Pasquano flew off the handle.
“What! Still busting my balls, even in death! Just wait for the autopsy results!”
“But can’t you just give me a rough summary?”
“It looks like a sudden, massive stroke, but there are a few things that don’t-”
“Oh, no you don’t!” the commissioner broke in. “Inspector Montalbano can’t investigate his own death!”
“Why not?”
“It wouldn’t be right. He’s too personally involved. Anyway, the law makes no allowance for that sort of thing. I’m sorry. The case will be assigned to the new captain of the flying squad.”
At this point Montalbano got worried and took Mimi aside.
“When is Livia coming?”
Mimi seemed uneasy.
“Well, she said…”
“She said what?”
Mimi stared at his shoes.
“She said she didn’t know.”
“Didn’t know what?”
“Whether she could make it to the funeral.”
He stormed out of the room, enraged, and ran into the courtyard, which was crowded with funeral wreaths and a waiting hearse. He pulled out his cell phone.
“Hello, Livia? Salvo here.”
“Hi, how are you? Oh, I’m sorry, I didn’t mean…”
“What’s this about you not knowing if you can make it to-”
“Salvo, listen. If you had lived, I would have done everything in my power to stay with you.

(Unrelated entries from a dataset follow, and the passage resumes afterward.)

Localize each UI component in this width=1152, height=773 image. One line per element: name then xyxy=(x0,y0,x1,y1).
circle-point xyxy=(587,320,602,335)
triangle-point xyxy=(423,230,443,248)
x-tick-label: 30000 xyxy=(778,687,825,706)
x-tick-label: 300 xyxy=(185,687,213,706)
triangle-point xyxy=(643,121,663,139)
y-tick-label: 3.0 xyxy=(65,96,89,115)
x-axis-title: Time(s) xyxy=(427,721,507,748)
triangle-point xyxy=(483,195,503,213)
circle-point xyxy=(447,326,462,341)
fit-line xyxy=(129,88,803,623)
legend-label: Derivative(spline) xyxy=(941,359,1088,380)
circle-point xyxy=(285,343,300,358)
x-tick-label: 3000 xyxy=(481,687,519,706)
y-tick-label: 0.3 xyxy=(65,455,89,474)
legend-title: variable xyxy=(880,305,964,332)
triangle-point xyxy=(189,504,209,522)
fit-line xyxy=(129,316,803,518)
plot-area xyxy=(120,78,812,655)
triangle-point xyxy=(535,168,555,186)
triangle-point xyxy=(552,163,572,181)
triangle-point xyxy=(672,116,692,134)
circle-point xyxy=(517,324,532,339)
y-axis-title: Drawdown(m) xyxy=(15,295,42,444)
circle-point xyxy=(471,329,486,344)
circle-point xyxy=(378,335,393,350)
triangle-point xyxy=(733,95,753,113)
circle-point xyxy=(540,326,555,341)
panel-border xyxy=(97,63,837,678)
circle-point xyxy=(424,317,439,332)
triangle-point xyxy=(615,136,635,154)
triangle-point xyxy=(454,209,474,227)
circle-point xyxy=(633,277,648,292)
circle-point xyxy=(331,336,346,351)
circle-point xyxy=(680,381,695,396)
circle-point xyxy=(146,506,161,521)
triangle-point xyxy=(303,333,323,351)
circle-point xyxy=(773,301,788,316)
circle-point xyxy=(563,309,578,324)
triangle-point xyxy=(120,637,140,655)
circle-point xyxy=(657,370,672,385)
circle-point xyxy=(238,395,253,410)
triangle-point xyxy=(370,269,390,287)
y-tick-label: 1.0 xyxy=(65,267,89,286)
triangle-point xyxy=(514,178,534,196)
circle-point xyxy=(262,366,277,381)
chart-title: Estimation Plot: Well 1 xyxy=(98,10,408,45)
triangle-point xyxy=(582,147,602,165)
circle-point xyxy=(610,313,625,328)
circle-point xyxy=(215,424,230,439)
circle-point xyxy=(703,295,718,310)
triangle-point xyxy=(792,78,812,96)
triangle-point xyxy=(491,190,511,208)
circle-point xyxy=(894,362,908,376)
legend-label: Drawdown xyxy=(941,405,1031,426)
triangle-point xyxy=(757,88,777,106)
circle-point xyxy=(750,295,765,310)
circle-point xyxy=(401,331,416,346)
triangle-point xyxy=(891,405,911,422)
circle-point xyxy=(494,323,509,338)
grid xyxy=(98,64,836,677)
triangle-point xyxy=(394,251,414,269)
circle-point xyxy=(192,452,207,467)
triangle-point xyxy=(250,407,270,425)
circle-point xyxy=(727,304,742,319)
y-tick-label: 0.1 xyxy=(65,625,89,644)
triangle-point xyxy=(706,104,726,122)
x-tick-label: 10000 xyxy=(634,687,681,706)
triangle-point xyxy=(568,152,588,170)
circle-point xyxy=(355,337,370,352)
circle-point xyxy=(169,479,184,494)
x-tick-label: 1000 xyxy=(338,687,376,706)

I might even have married you. After wasting my life chasing after you, what else could I do? But now that I’m suddenly faced with this unique opportunity, you must understand-”
He turned off the cell phone and went back inside. He noticed they’d put the lid back on the coffin and the cortege was starting to move.
“Are you coming?” Bonetti-Alderighi asked him.
“Yeah, I guess,” he replied.
But as soon as they got to the courtyard, one of the pallbearers fell, and the coffin crashed to the ground with a boom that woke him up.